A new species of nanoplatelet
zirconium phosphates (nano-ZrP) from a proprietary
process presents tunable morphology controllable particle sizes. The species includes: - α-ZrP, γ-ZrP, γ-NaZrP, γ-NH4ZrP, See SEM image of the species.
These new species presents good ion-exchange capabilities against known amorphous (Gel) ZrP as shown in Tables 1.
From Table 2, the 3 multi-element solutions, having initial concentration of each ionic species at 1 mmol/L, shows the relative affinity of α-ZrP and γ-ZrP towards alkali and alkaline-earth metal ions. Notably, γ-ZrP exhibit significantly higher removal efficiency for caesium (Cs+) than α-ZrP.

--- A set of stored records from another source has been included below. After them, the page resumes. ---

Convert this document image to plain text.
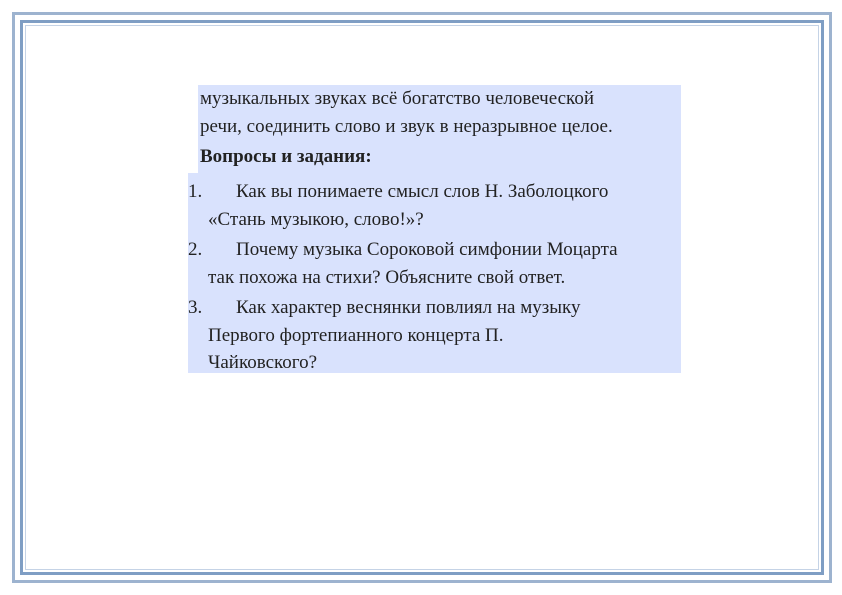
музыкальных звуках всё богатство человеческой

речи, соединить слово и звук в неразрывное целое.

Вопросы и задания:

1. Как вы понимаете смысл слов Н. Заболоцкого
«Стань музыкою, слово!»?
2. Почему музыка Сороковой симфонии Моцарта
так похожа на стихи? Объясните свой ответ.
3. Как характер веснянки повлиял на музыку
Первого фортепианного концерта П.
Чайковского?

Comparative studies on sorption and kinetics of these new species is presented in Figure 1 and 2:The sorption amount against time in Figure 1 (below) shows the sorption kinetics of K+ (at 10mmol/L) by 4 ZrP sorbents. The (highest) sorption rate is achieved by γ-ZrP, significantly higher than known amorphous (gel)-ZrP
The sorption of ammonium (NH4+) and potassium (K+) ions were tested in aqueous NH4NO3 (pH 5.3) and KCl (pH 5.7) solutions with the initial concentrations of 0.1-20 mmol/L. Figure 2 shows results where sorption of ammonium and potassium ions decreased as follows: α-ZrP > γ-NaZr P > Gel-ZrP > γ-ZrP. However, at low concentrations (< 1 mmol/L), the sorption of ammonium and potassium ions was higher for γ-NaZrP than γ -ZrP. See respective insets (chart) (a) and (b), in Figure 2 below.
Application and advantages
Through the proprietary process the lesser known γ-ZrP and alternative species of nano-ZrP can now be produced in high yield for development in different applications.